I looked at my sister and made a surreptitious — or so I thought — vomiting motion.
“Mom! You promised, right?” My daughter took my hand and gave it an encouraging little pat. “Every single ride?’
“Of course! This is going to be a blast. I’m actually really looking forward to it.”
My sister snorted. I could have waited in that long line forever, but my purgatory of dread was short-lived. All too soon my daughter and I were pulling our lap bars down and zooming along the track. My sister was in the car ahead of us, and above the deafening roar of the roller coaster I could hear her calling out to us. Of all the incarnations of my little sister — chatty toddler, precocious little red-haired girl, recovering middle-schooler, punk-rock teenager, new mother, law school professor — here was my new favorite: a beautiful middle-aged woman shouting “Put your arms up!”
How had she come out of trauma as a highly competent adult so fearless and fun? How did we share a genetic code? I was so afraid in the air, afraid to look down from such a dramatic height, afraid that I was endangering my daughter who was laugh-screaming, almost hysterical with delight.

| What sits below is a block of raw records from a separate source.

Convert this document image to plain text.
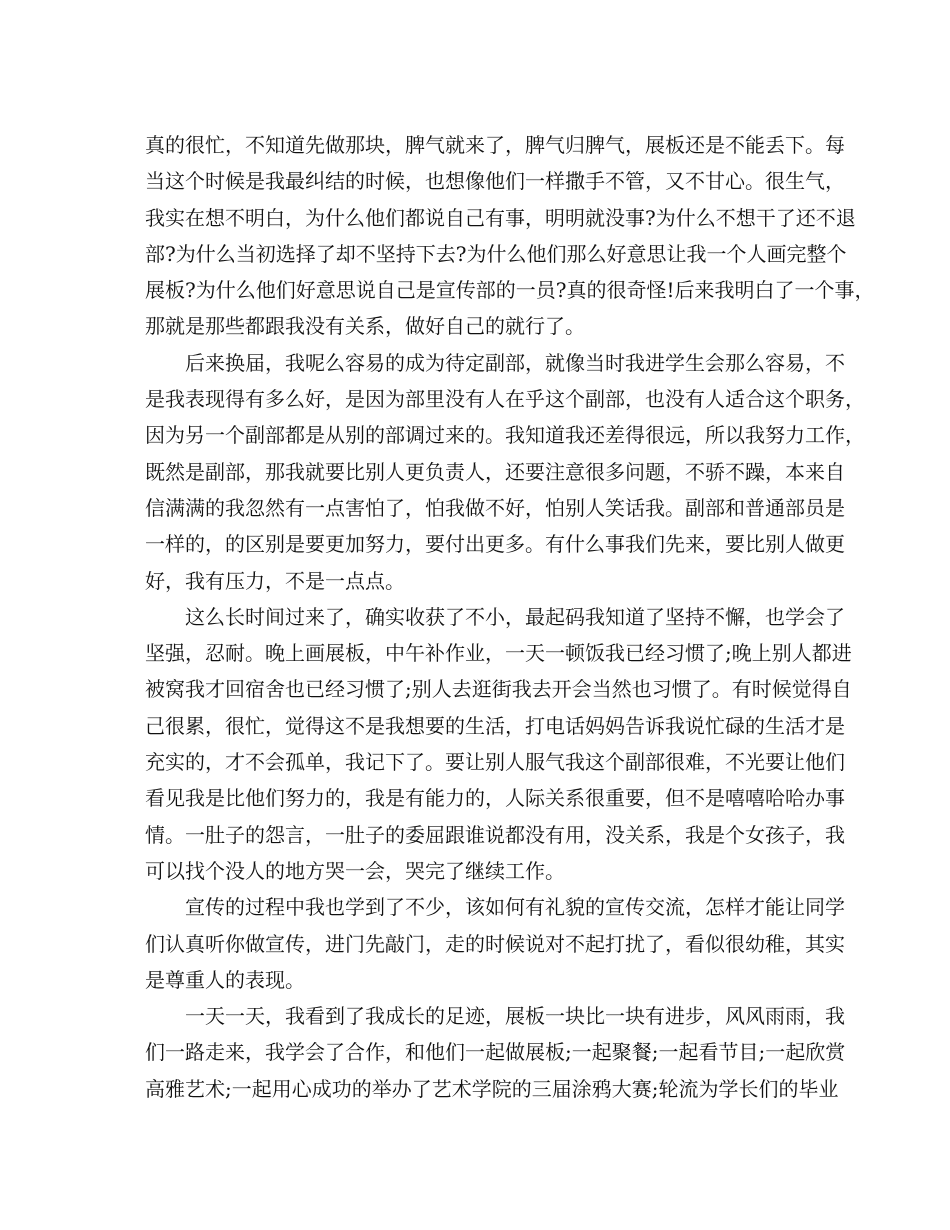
真的很忙，不知道先做那块，脾气就来了，脾气归脾气，展板还是不能丢下。每
当这个时候是我最纠结的时候，也想像他们一样撒手不管，又不甘心。很生气，
我实在想不明白，为什么他们都说自己有事，明明就没事?为什么不想干了还不退
部?为什么当初选择了却不坚持下去?为什么他们那么好意思让我一个人画完整个
展板?为什么他们好意思说自己是宣传部的一员?真的很奇怪!后来我明白了一个事，
那就是那些都跟我没有关系，做好自己的就行了。

后来换届，我呢么容易的成为待定副部，就像当时我进学生会那么容易，不
是我表现得有多么好，是因为部里没有人在乎这个副部，也没有人适合这个职务，
因为另一个副部都是从别的部调过来的。我知道我还差得很远，所以我努力工作，
既然是副部，那我就要比别人更负责人，还要注意很多问题，不骄不躁，本来自
信满满的我忽然有一点害怕了，怕我做不好，怕别人笑话我。副部和普通部员是
一样的，的区别是要更加努力，要付出更多。有什么事我们先来，要比别人做更
好，我有压力，不是一点点。

这么长时间过来了，确实收获了不小，最起码我知道了坚持不懈，也学会了
坚强，忍耐。晚上画展板，中午补作业，一天一顿饭我已经习惯了;晚上别人都进
被窝我才回宿舍也已经习惯了;别人去逛街我去开会当然也习惯了。有时候觉得自
己很累，很忙，觉得这不是我想要的生活，打电话妈妈告诉我说忙碌的生活才是
充实的，才不会孤单，我记下了。要让别人服气我这个副部很难，不光要让他们
看见我是比他们努力的，我是有能力的，人际关系很重要，但不是嘻嘻哈哈办事
情。一肚子的怨言，一肚子的委屈跟谁说都没有用，没关系，我是个女孩子，我
可以找个没人的地方哭一会，哭完了继续工作。

宣传的过程中我也学到了不少，该如何有礼貌的宣传交流，怎样才能让同学
们认真听你做宣传，进门先敲门，走的时候说对不起打扰了，看似很幼稚，其实
是尊重人的表现。

一天一天，我看到了我成长的足迹，展板一块比一块有进步，风风雨雨，我
们一路走来，我学会了合作，和他们一起做展板;一起聚餐;一起看节目;一起欣赏
高雅艺术;一起用心成功的举办了艺术学院的三届涂鸦大赛;轮流为学长们的毕业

I hadn’t conquered my fear, not really. I would not be giving a smug thumbs-up from the cover of any self-help book in the foreseeable future. I certainly did not put my arms up, but I managed to uncurl one hand from the lap bar and slide it up my ear and splay my fingers into a quick wallflower wave.
And when I heard my sister shriek with joy as the roller coaster started zooming backward, I felt a disorienting jolt of both happiness and pure longing.
I wanted to time travel back to 1984 at the same astounding speed, to rush into my little sister’s hospital room and deliver the good news: You’ll ride again.
Mary O’Connell lives in Lawrence, Kan., and her latest novel is “Dear Reader.”